¿Hasta cuándo? ¿Por qué? ¿Por qué no terminas conmigo? ¡Yo solo no puedo! ¡No puedo! ¡Qué más quisiera! ¡Ayúdame! ¡Termina con esto! ¡Por favor!
[No es muy difícil suponer que, tras permanecer más de cuatrocientos días -de los quinientos sesenta y tres en total- en un agujero de 3 metros de largo por 2,5 de ancho y 1,8 metros de alto, a José Antonio Ortega Lara, que apenas podía dar tres pasos en él, solo tuviese ganas de morir. Pero apenas tenía fuerzas: perdió veintitrés kilos de peso y para ahorcarse tan solo tenía a mano el cable de una pequeña bombilla; dos palanganas (una para defecar en cuclillas y otra con agua para asearse); una bandeja para la comida; un periódico; un walkman y algunos libros. En la fase final de su espeluznante e infame cautiverio, el funcionario de prisiones tan solo hablaba consigo mismo, es decir, con Dios. A fin de cuentas, sus carceleros (elevados a la categoría de héroes por unos tarados mentales tan monstruosos como ellos) trataban mucho mejor al perro guardián de la nave industrial abandonada en Mondragón. Hacía meses que no le daban conversación. ¿Para qué? Esperaban su muerte como quien aguarda el destino inevitable de un insecto o de una rata. Sin embargo, algo salió mal o alguien hizo bien su trabajo. Y la cosa tuvo un breve final feliz. Exactamente, el lapso de tiempo que transcurre desde la liberación de Ortega Lara al posterior secuestro y asesinato de Miguel Ángel Blanco]
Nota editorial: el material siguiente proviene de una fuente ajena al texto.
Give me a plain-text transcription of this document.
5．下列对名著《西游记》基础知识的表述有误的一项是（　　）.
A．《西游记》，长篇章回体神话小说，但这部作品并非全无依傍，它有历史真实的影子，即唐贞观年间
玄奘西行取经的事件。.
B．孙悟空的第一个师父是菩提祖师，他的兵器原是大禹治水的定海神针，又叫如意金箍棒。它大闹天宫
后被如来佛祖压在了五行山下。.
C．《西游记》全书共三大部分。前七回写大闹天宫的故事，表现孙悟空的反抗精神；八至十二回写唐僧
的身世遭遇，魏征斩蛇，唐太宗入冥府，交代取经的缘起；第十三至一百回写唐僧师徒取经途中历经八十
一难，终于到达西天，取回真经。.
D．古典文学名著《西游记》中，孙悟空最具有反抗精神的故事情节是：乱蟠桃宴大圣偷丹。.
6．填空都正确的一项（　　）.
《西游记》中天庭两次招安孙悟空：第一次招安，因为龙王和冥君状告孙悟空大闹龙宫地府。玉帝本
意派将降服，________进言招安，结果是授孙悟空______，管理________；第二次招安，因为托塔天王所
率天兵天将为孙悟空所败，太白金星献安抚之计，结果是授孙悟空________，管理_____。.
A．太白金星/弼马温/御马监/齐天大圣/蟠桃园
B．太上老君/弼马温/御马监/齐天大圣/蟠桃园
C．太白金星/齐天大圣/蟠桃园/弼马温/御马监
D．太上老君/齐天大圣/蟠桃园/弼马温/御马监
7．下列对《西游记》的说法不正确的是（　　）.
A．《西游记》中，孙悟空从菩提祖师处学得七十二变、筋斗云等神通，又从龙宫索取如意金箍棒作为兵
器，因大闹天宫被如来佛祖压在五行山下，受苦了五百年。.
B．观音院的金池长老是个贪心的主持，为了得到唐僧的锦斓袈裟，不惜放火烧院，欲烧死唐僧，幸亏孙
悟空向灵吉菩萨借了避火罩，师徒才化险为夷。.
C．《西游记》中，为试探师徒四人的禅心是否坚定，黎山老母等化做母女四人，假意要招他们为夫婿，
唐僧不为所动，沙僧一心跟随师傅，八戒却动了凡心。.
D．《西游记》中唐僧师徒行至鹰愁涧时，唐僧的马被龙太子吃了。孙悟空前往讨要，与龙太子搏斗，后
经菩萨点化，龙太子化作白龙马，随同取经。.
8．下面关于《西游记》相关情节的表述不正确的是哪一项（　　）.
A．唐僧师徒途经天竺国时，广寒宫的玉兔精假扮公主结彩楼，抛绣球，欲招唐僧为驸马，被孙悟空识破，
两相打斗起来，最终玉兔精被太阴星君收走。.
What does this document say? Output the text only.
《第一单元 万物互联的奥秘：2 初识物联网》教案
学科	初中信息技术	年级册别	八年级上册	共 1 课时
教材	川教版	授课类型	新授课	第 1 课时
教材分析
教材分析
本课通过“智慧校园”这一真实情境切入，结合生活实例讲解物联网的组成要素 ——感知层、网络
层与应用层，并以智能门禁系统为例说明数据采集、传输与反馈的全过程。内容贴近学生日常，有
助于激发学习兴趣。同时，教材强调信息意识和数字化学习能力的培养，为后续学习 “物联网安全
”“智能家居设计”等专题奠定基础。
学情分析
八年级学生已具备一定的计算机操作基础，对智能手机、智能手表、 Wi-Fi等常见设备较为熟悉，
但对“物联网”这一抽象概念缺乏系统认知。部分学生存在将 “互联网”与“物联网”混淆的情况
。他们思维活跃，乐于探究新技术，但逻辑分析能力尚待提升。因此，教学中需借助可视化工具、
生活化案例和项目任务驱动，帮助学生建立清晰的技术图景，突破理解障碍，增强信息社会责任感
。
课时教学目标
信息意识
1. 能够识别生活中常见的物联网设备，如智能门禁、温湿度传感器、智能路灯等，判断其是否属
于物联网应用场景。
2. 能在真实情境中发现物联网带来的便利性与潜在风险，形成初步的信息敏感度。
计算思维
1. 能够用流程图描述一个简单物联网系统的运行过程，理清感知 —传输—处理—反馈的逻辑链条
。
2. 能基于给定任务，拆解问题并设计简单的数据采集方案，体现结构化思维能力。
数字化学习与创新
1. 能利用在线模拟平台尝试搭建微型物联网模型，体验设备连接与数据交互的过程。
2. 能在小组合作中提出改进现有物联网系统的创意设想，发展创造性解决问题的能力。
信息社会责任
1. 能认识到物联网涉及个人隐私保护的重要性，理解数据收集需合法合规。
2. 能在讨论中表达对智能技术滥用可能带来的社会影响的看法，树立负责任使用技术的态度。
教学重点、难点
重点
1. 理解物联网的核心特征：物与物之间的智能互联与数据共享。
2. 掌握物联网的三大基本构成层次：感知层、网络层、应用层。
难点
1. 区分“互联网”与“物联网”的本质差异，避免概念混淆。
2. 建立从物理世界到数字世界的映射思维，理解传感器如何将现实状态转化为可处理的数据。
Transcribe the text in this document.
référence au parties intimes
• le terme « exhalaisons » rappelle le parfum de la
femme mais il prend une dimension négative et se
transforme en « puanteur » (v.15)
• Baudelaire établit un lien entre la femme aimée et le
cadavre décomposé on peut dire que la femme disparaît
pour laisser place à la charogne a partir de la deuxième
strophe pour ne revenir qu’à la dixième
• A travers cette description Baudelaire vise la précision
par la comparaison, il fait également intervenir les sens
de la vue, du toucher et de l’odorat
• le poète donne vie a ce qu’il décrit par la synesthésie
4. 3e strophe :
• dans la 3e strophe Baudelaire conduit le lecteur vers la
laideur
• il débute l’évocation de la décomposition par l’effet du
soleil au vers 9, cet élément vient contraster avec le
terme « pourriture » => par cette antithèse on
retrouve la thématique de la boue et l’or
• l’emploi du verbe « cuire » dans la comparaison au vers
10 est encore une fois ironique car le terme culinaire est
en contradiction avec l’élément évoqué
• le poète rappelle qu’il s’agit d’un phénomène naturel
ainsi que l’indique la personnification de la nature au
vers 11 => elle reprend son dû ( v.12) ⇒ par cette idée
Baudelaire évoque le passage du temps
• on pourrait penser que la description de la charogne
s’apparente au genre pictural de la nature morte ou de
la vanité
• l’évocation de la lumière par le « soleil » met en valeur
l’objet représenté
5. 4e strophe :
Esta foto te delata mejor que cualquiera de tus múltiples defectos, maquillados a base de dinero con el que compras a otros, del dinero que nos quitas a todos nosotros. Eres una calamidad. Y lo sabes. O no. Depende de lo que te susurre el tipo que ves cada mañana al otro lado del espejo: que puede que te diga la verdad, aunque lo dudo. Ambos sois el reflejo del otro y esta foto es vuestro autorretrato. El de un hombre mediocre que ya solo despierta la misma indiferencia y desprecio que siente por los demás; que recibe las mismas dosis de odio que él ha alimentado. El rencor de un pobre diablo, de un mentiroso torpe y nulo, que solo se engaña a sí mismo y a la legión de súbditos y súbditas que comen de su mano como si fuera un emperador laico o el líder alucinado y en trance de una secta destructiva; el aprendiz de tirano miserable que recoge las migajas del poder que encuentra en el suelo, después de reducir el país (aquel cuya soberanía e integridad prometió defender) a un montón de escombros y a una fosa común con decenas de miles de cadáveres que en su vileza y mezquindad ni siquiera se atreve a contar, porque las cifras lo delatan. Porque la verdad, en el fondo, duele, y te perseguirá siempre, como un rastro hediondo, repugnante, hasta que tú también seas otro montón de cenizas solitarias. Este eres tú, y no otro. Esta es tu auténtica imagen, entre obscena y patética. La prueba de tus ilimitadas debilidades. Eres una blasfemia. Un insulto soez a la inteligencia. Una ofensa a la dignidad de todos los hombres, mujeres y niños, asesinados, amenazados, agredidos, mutilados, secuestrados, destruidos, en nombre de una causa criminal a la que decidiste exculpar para alcanzar y mantener el puesto. Esta foto eres tú, y es tan hortera y ridícula como tú. Solo a un imbécil, o a un anormal, se le ocurriría sacarse una foto en el interior de una cámara de gas o de una sala de tortura. Y lo peor es que desconocemos si esta impostura encubre una falta total de pudor, la sensibilidad emocional de una hiena, un cinismo perverso o el insano placer de regodearse en el dolor ajeno. Mucho me temo que seas una mezcla de todo ello.